Aim: ABCB1 (or P-glycoprotein) is implicated in the multidrug-resistance phenotype, including the resistance toward anticancer drugs such as tyrosine kinase inhibitors (TKIs). The purpose of this study was to evaluate in vitro the influence of the ABCB1 1199G>A SNP on ABCB1 transport activity toward selected TKIs (imatinib, nilotinib and dasatinib) that are currently used in chronic myelogenous leukemia.
Material & methods: Two different cell lines, HEK293 and K562, were stably transfected with ABCB1 1199G wild-type or ABCB1 1199A variant allele. The impact of this polymorphism on accumulation and antiproliferative effects of imatinib, nilotinib and dasatinib was evaluated.
Results: In K562 models, the expression of Asn400 variant protein was associated with lower antiproliferative effects of imatinib, nilotinib and dasatinib compared with Ser400 wild-type protein. Moreover, in HEK293 cells, imatinib and nilotinib intracellular accumulation were lower in variant compared with wild-type models.
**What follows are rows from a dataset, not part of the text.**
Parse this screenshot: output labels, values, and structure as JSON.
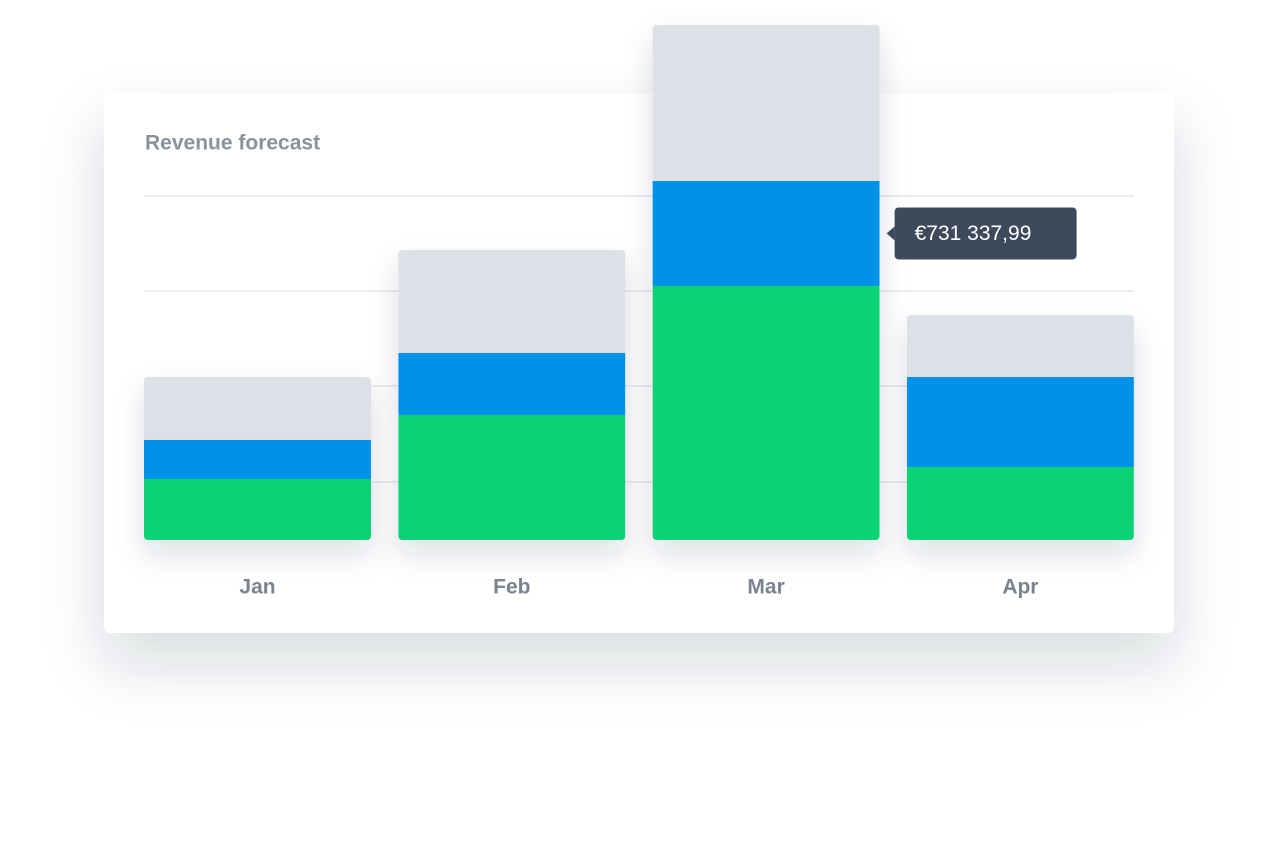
{
  "chart_data": {
    "type": "stacked-bar",
    "title": "Revenue forecast",
    "categories": [
      "Jan",
      "Feb",
      "Mar",
      "Apr"
    ],
    "series": [
      {
        "color": "#10d275",
        "values": [
          425000,
          871000,
          1769000,
          508000
        ]
      },
      {
        "color": "#0091e8",
        "values": [
          272000,
          432000,
          731337.99,
          627000
        ],
        "value_labels": [
          null,
          null,
          "€731 337,99",
          null
        ]
      },
      {
        "color": "#dce1e7",
        "values": [
          439000,
          717000,
          1087000,
          432000
        ]
      }
    ],
    "ylim": [
      0,
      3600000
    ]
  }
}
Conclusion: Imatinib, nilotinib and dasatinib are transported more efficiently by the ABCB1 variant (Asn400) compared with the wild-type (Ser400) protein. The impact of ABCB1 1199G>A SNP on TKI response should be further investigated in chronic myelogenous leukemia patients.
Keywords: ABCB1; ABCB1 1199G>A; HEK293; K562; SNP; dasatinib; imatinib; nilotinib.